When Edwin stumbles across Henri Marx, “a scarred but beautiful young man” (to quote the program notes) gathering wood to build the boat he hopes will take him to America, he’s fascinated by the young man’s lust for life. Edwin offers a bargain: Henri can build his boat safely in Edwin’s studio if Edwin can paint him. As the two men get to know each other, Edwin finds his inspiration returning, but the estrangement from Judith increasing. When Judith announces her intention to join the rebels, Edwin faces difficult choices—with tragic results.
“Cry Old Kingdom” is profound on so many levels that it’s hard to articulate them. From a purely polemic perspective, it’s a dramatic illustration of the way political repression undermines and corrupts human relationships. It’s also a forceful illustration of both the futility of attempting to remain apart from life and the cost of doing so. Edwin’s self-inflicted burial doesn’t insulate him from having to make choices because, as Henri Marx observes, “Being alive is having to choose.”
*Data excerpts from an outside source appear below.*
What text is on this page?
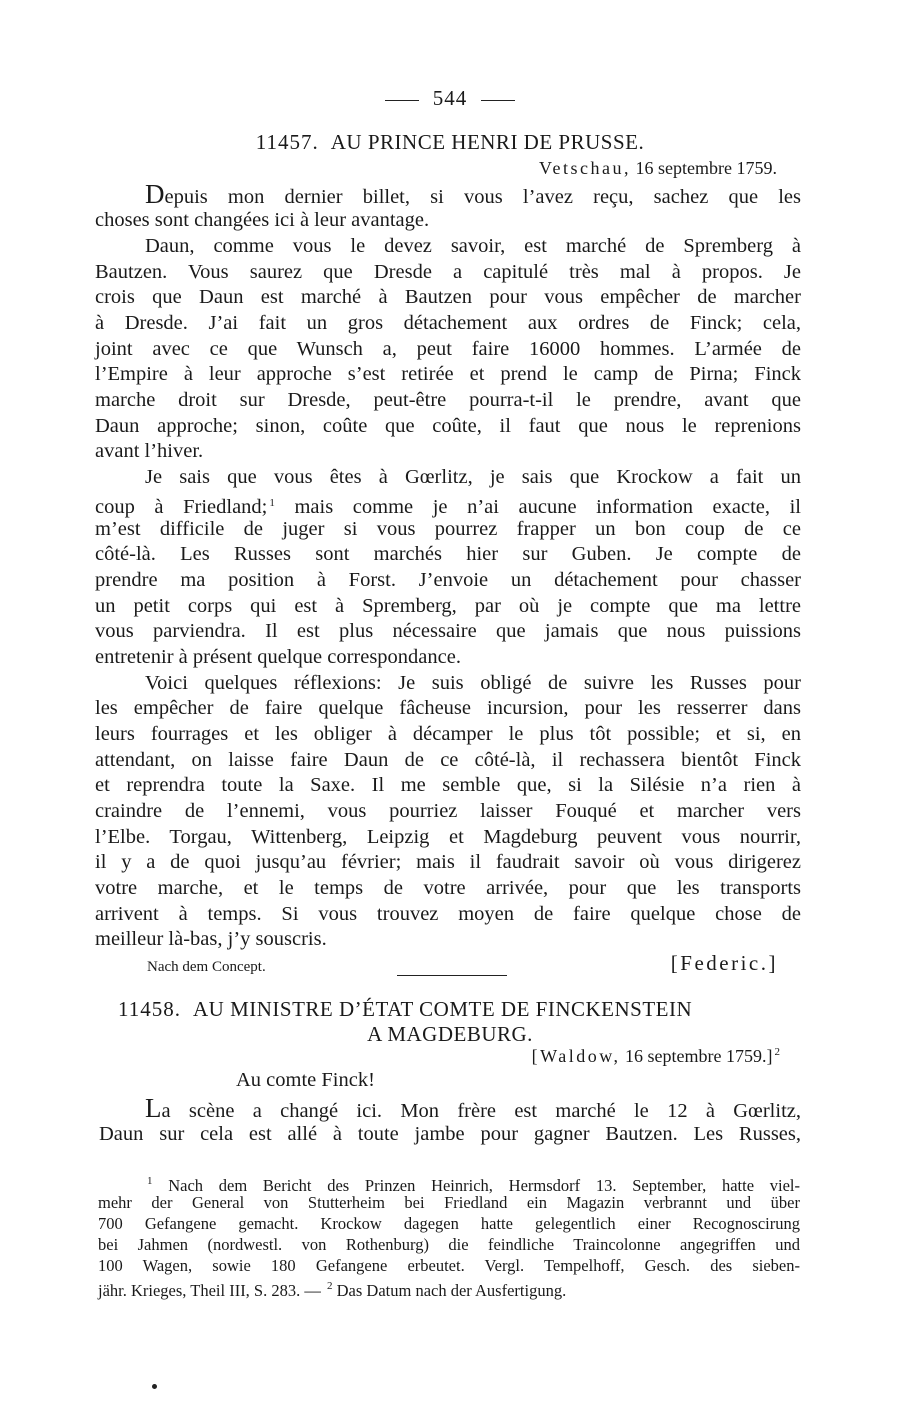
544
11457. AU PRINCE HENRI DE PRUSSE.
Vetschau, 16 septembre 1759.
Depuis mon dernier billet, si vous l’avez reçu, sachez que les
choses sont changées ici à leur avantage.
Daun, comme vous le devez savoir, est marché de Spremberg à
Bautzen. Vous saurez que Dresde a capitulé très mal à propos. Je
crois que Daun est marché à Bautzen pour vous empêcher de marcher
à Dresde. J’ai fait un gros détachement aux ordres de Finck; cela,
joint avec ce que Wunsch a, peut faire 16000 hommes. L’armée de
l’Empire à leur approche s’est retirée et prend le camp de Pirna; Finck
marche droit sur Dresde, peut-être pourra-t-il le prendre, avant que
Daun approche; sinon, coûte que coûte, il faut que nous le reprenions
avant l’hiver.
Je sais que vous êtes à Gœrlitz, je sais que Krockow a fait un
coup à Friedland; $^1$ mais comme je n’ai aucune information exacte, il
m’est difficile de juger si vous pourrez frapper un bon coup de ce
côté-là. Les Russes sont marchés hier sur Guben. Je compte de
prendre ma position à Forst. J’envoie un détachement pour chasser
un petit corps qui est à Spremberg, par où je compte que ma lettre
vous parviendra. Il est plus nécessaire que jamais que nous puissions
entretenir à présent quelque correspondance.
Voici quelques réflexions: Je suis obligé de suivre les Russes pour
les empêcher de faire quelque fâcheuse incursion, pour les resserrer dans
leurs fourrages et les obliger à décamper le plus tôt possible; et si, en
attendant, on laisse faire Daun de ce côté-là, il rechassera bientôt Finck
et reprendra toute la Saxe. Il me semble que, si la Silésie n’a rien à
craindre de l’ennemi, vous pourriez laisser Fouqué et marcher vers
l’Elbe. Torgau, Wittenberg, Leipzig et Magdeburg peuvent vous nourrir,
il y a de quoi jusqu’au février; mais il faudrait savoir où vous dirigerez
votre marche, et le temps de votre arrivée, pour que les transports
arrivent à temps. Si vous trouvez moyen de faire quelque chose de
meilleur là-bas, j’y souscris.
Nach dem Concept.	[Federic.]
11458. AU MINISTRE D’ÉTAT COMTE DE FINCKENSTEIN
A MAGDEBURG.
[Waldow, 16 septembre 1759.] $^2$
Au comte Finck!
La scène a changé ici. Mon frère est marché le 12 à Gœrlitz,
Daun sur cela est allé à toute jambe pour gagner Bautzen. Les Russes,
$^1$ Nach dem Bericht des Prinzen Heinrich, Hermsdorf 13. September, hatte viel-
mehr der General von Stutterheim bei Friedland ein Magazin verbrannt und über
700 Gefangene gemacht. Krockow dagegen hatte gelegentlich einer Recognoscirung
bei Jahmen (nordwestl. von Rothenburg) die feindliche Traincolonne angegriffen und
100 Wagen, sowie 180 Gefangene erbeutet. Vergl. Tempelhoff, Gesch. des sieben-
jähr. Krieges, Theil III, S. 283. — $^2$ Das Datum nach der Ausfertigung.
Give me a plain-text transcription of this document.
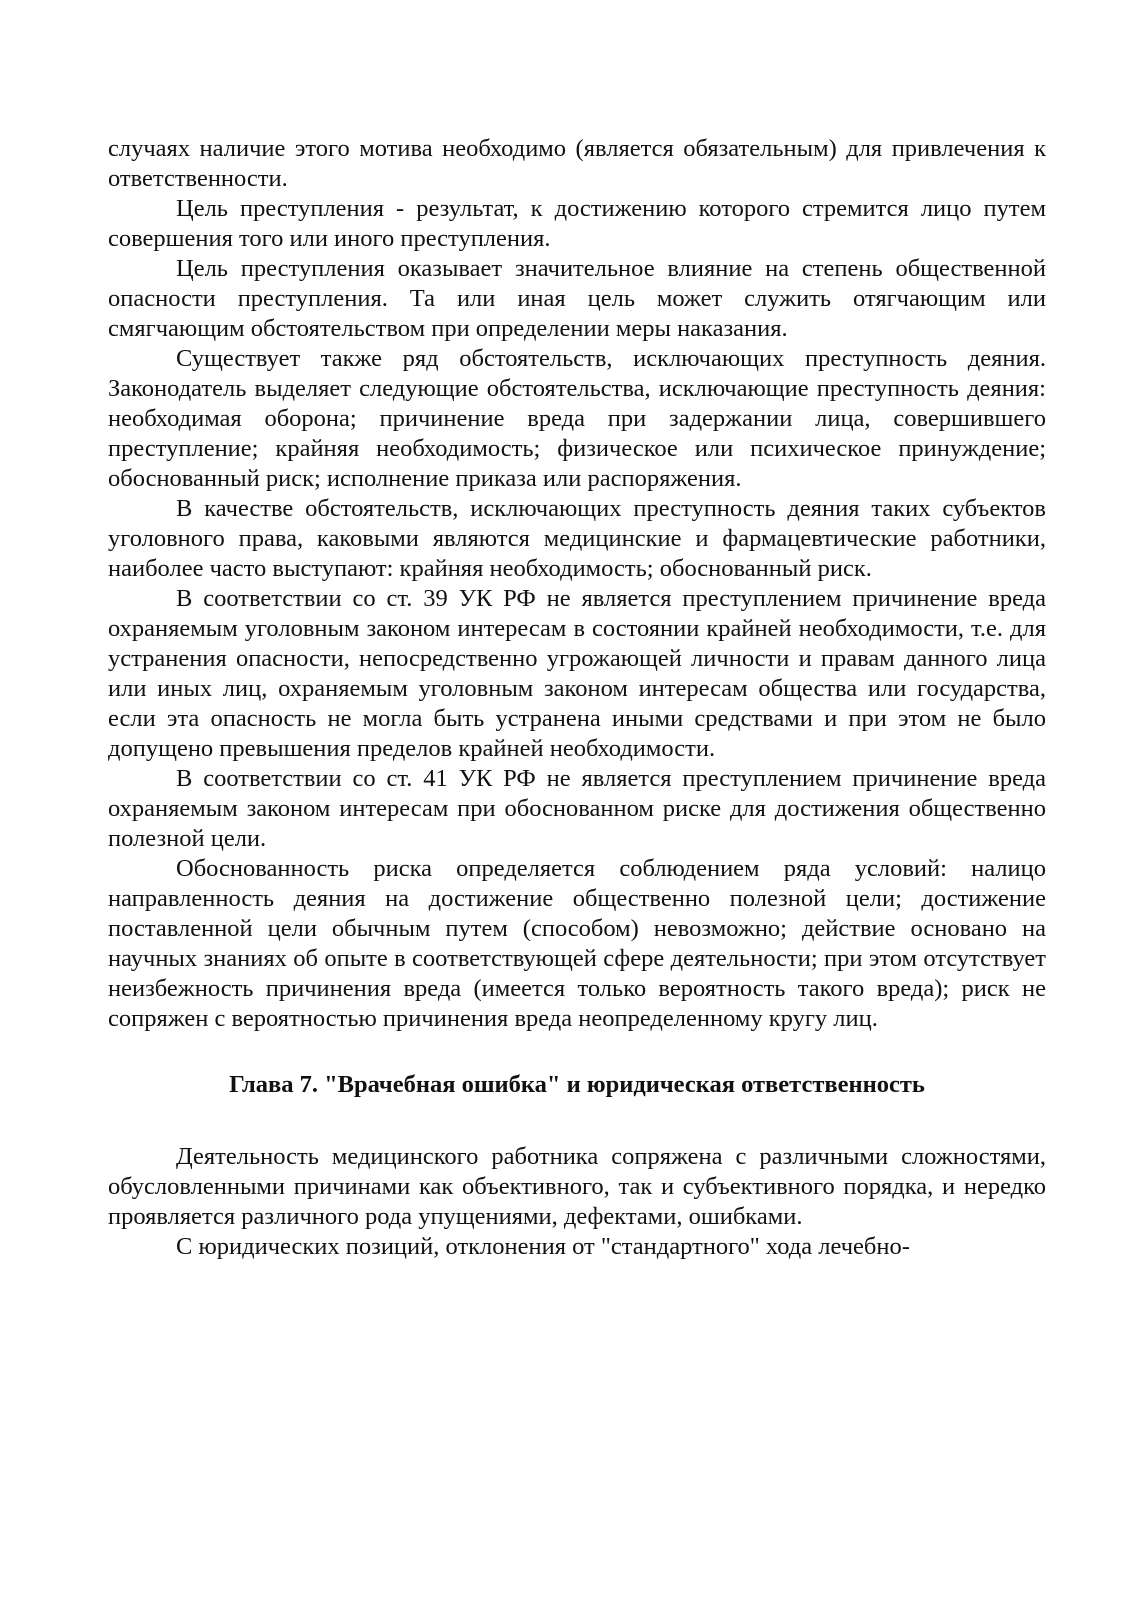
случаях наличие этого мотива необходимо (является обязательным) для привлечения к ответственности.

Цель преступления - результат, к достижению которого стремится лицо путем совершения того или иного преступления.

Цель преступления оказывает значительное влияние на степень общественной опасности преступления. Та или иная цель может служить отягчающим или смягчающим обстоятельством при определении меры наказания.

Существует также ряд обстоятельств, исключающих преступность деяния. Законодатель выделяет следующие обстоятельства, исключающие преступность деяния: необходимая оборона; причинение вреда при задержании лица, совершившего преступление; крайняя необходимость; физическое или психическое принуждение; обоснованный риск; исполнение приказа или распоряжения.

В качестве обстоятельств, исключающих преступность деяния таких субъектов уголовного права, каковыми являются медицинские и фармацевтические работники, наиболее часто выступают: крайняя необходимость; обоснованный риск.

В соответствии со ст. 39 УК РФ не является преступлением причинение вреда охраняемым уголовным законом интересам в состоянии крайней необходимости, т.е. для устранения опасности, непосредственно угрожающей личности и правам данного лица или иных лиц, охраняемым уголовным законом интересам общества или государства, если эта опасность не могла быть устранена иными средствами и при этом не было допущено превышения пределов крайней необходимости.

В соответствии со ст. 41 УК РФ не является преступлением причинение вреда охраняемым законом интересам при обоснованном риске для достижения общественно полезной цели.

Обоснованность риска определяется соблюдением ряда условий: налицо направленность деяния на достижение общественно полезной цели; достижение поставленной цели обычным путем (способом) невозможно; действие основано на научных знаниях об опыте в соответствующей сфере деятельности; при этом отсутствует неизбежность причинения вреда (имеется только вероятность такого вреда); риск не сопряжен с вероятностью причинения вреда неопределенному кругу лиц.

Глава 7. "Врачебная ошибка" и юридическая ответственность

Деятельность медицинского работника сопряжена с различными сложностями, обусловленными причинами как объективного, так и субъективного порядка, и нередко проявляется различного рода упущениями, дефектами, ошибками.

С юридических позиций, отклонения от "стандартного" хода лечебно-
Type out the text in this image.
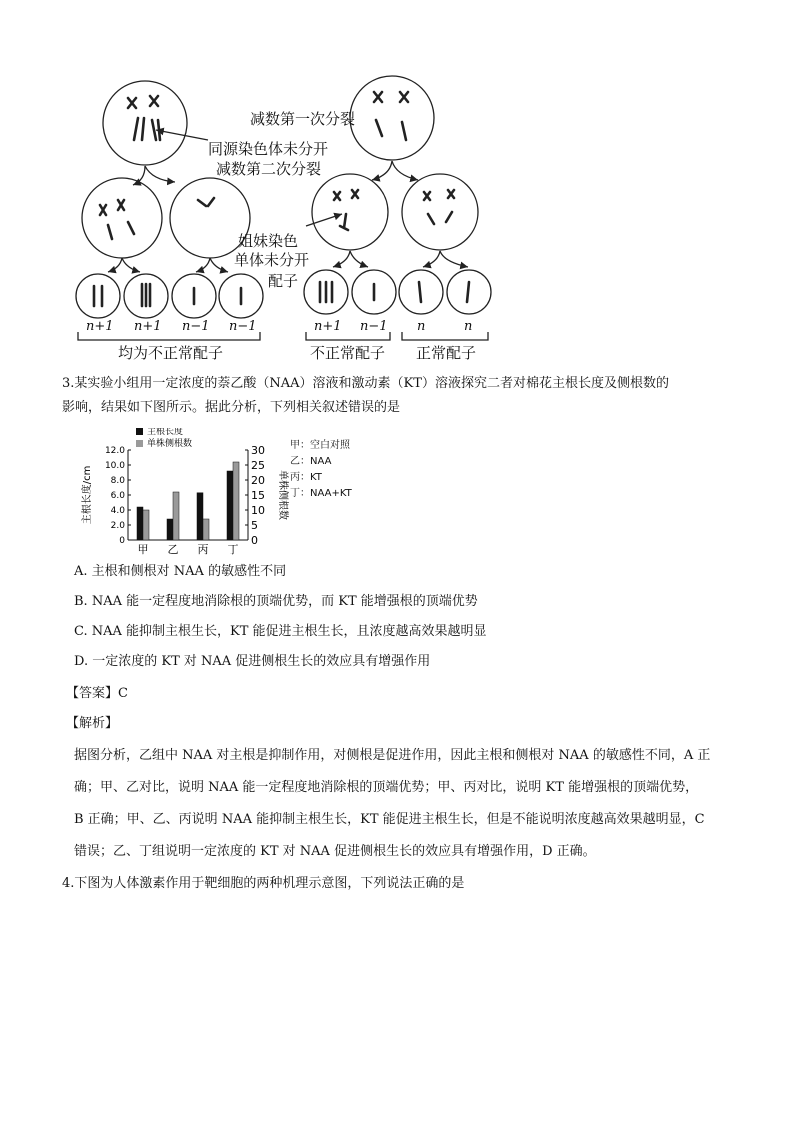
减数第一次分裂
同源染色体未分开
减数第二次分裂
姐妹染色
单体未分开
配子
n+1 n+1 n−1 n−1	n+1 n−1 n	n
均为不正常配子	不正常配子 正常配子
3.某实验小组用一定浓度的萘乙酸（NAA）溶液和激动素（KT）溶液探究二者对棉花主根长度及侧根数的
影响，结果如下图所示。据此分析，下列相关叙述错误的是
0
2.0
4.0
6.0
8.0
10.0
12.0
0
5
10
15
20
25
30
主根长度/cm	单株侧根数
主根长度
单株侧根数
甲 乙 丙 丁
甲：空白对照
乙：NAA
丙：KT
丁：NAA+KT
A. 主根和侧根对 NAA 的敏感性不同
B. NAA 能一定程度地消除根的顶端优势，而 KT 能增强根的顶端优势
C. NAA 能抑制主根生长，KT 能促进主根生长，且浓度越高效果越明显
D. 一定浓度的 KT 对 NAA 促进侧根生长的效应具有增强作用
【答案】C
【解析】
据图分析，乙组中 NAA 对主根是抑制作用，对侧根是促进作用，因此主根和侧根对 NAA 的敏感性不同，A 正
确；甲、乙对比，说明 NAA 能一定程度地消除根的顶端优势；甲、丙对比，说明 KT 能增强根的顶端优势，
B 正确；甲、乙、丙说明 NAA 能抑制主根生长，KT 能促进主根生长，但是不能说明浓度越高效果越明显，C
错误；乙、丁组说明一定浓度的 KT 对 NAA 促进侧根生长的效应具有增强作用，D 正确。
4.下图为人体激素作用于靶细胞的两种机理示意图，下列说法正确的是
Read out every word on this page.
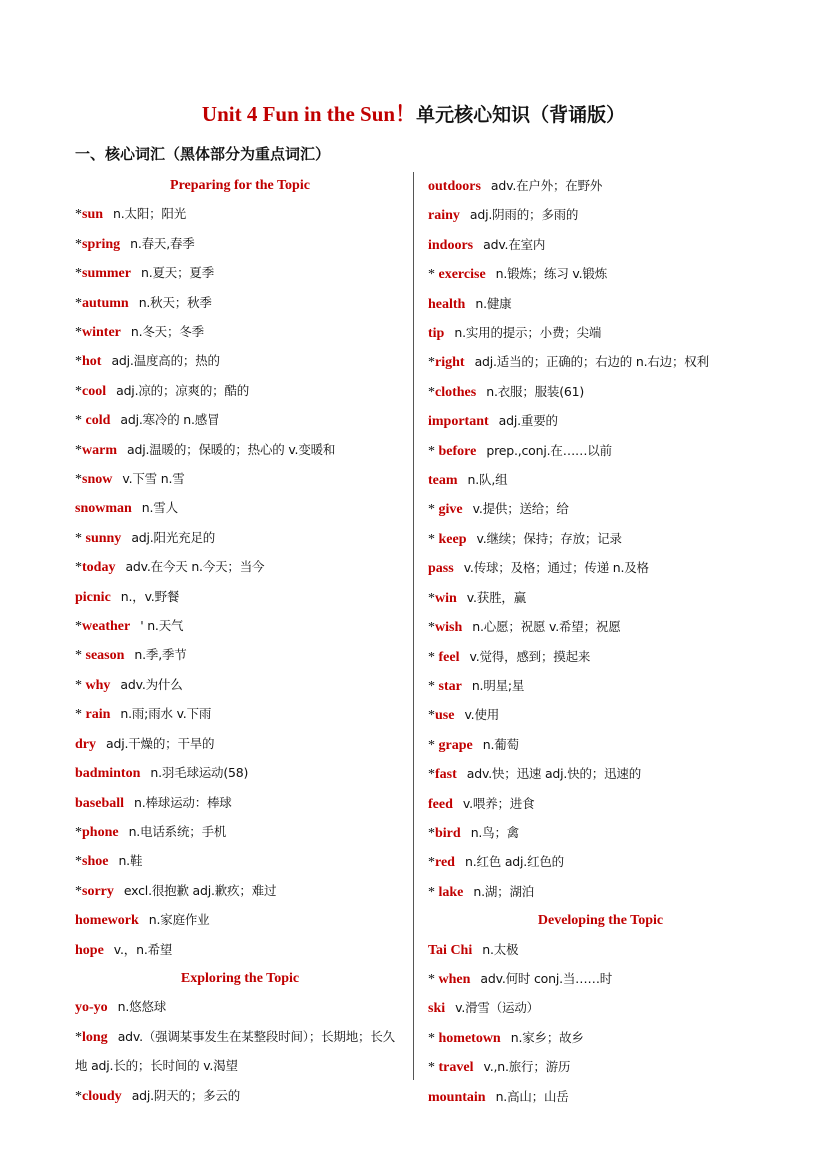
Unit 4 Fun in the Sun！单元核心知识（背诵版）
一、核心词汇（黑体部分为重点词汇）
Preparing for the Topic
*sun n.太阳；阳光
*spring n.春天,春季
*summer n.夏天；夏季
*autumn n.秋天；秋季
*winter n.冬天；冬季
*hot adj.温度高的；热的
*cool adj.凉的；凉爽的；酷的
* cold adj.寒冷的 n.感冒
*warm adj.温暖的；保暖的；热心的 v.变暖和
*snow v.下雪 n.雪
snowman n.雪人
* sunny adj.阳光充足的
*today adv.在今天 n.今天；当今
picnic n.，v.野餐
*weather ' n.天气
* season n.季,季节
* why adv.为什么
* rain n.雨;雨水 v.下雨
dry adj.干燥的；干旱的
badminton n.羽毛球运动(58)
baseball n.棒球运动：棒球
*phone n.电话系统；手机
*shoe n.鞋
*sorry excl.很抱歉 adj.歉疚；难过
homework n.家庭作业
hope v.，n.希望
Exploring the Topic
yo-yo n.悠悠球
*long adv.（强调某事发生在某整段时间）；长期地；长久地 adj.长的；长时间的 v.渴望
*cloudy adj.阴天的；多云的
outdoors adv.在户外；在野外
rainy adj.阴雨的；多雨的
indoors adv.在室内
* exercise n.锻炼；练习 v.锻炼
health n.健康
tip n.实用的提示；小费；尖端
*right adj.适当的；正确的；右边的 n.右边；权利
*clothes n.衣服；服装(61)
important adj.重要的
* before prep.,conj.在……以前
team n.队,组
* give v.提供；送给；给
* keep v.继续；保持；存放；记录
pass v.传球；及格；通过；传递 n.及格
*win v.获胜，赢
*wish n.心愿；祝愿 v.希望；祝愿
* feel v.觉得，感到；摸起来
* star n.明星;星
*use v.使用
* grape n.葡萄
*fast adv.快；迅速 adj.快的；迅速的
feed v.喂养；进食
*bird n.鸟；禽
*red n.红色 adj.红色的
* lake n.湖；湖泊
Developing the Topic
Tai Chi n.太极
* when adv.何时 conj.当……时
ski v.滑雪（运动）
* hometown n.家乡；故乡
* travel v.,n.旅行；游历
mountain n.高山；山岳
Andy Lucien brings the repressed Edwin to vivid life. He’s nicely matched by Jonathan Majors as Henri, still optimistic despite horrific persecution from the regime. Natalie Paul’s Judith is a masterpiece of body language, forcefully illustrating the gradual revival of her character’s spirit as the revolution seems to bring her hope—however briefly. The Haitian accents of the cast are (at times) a bit too heavy, though. When actors were facing away from me, I often lost lines—a pity with a script this literate.
Scenic designer Daniel Zimmerman smartly conjures up the beach, Edwin’s studio, and Edwin and Judith’s home with only a few set pieces and some piles of sand. The lights, sound, Tom Dugdale’s direction, and the fine work of the actors do the rest.
“Cry Old Kingdom” was one of the best things I saw at Humana this year. Its illustration of the horrors faced by so much of the world on a regular basis is so vivid, though, that it makes the angst of some of the characters in the other four plays I saw feel trivial by comparison. Not being able to find yourself, for example, looks like pretty small beer compared to not being able to prevent the Tonton Macoutes from finding you. That’s an invidious comparison, perhaps, but it’s hard to avoid those thoughts when you see five plays in three days.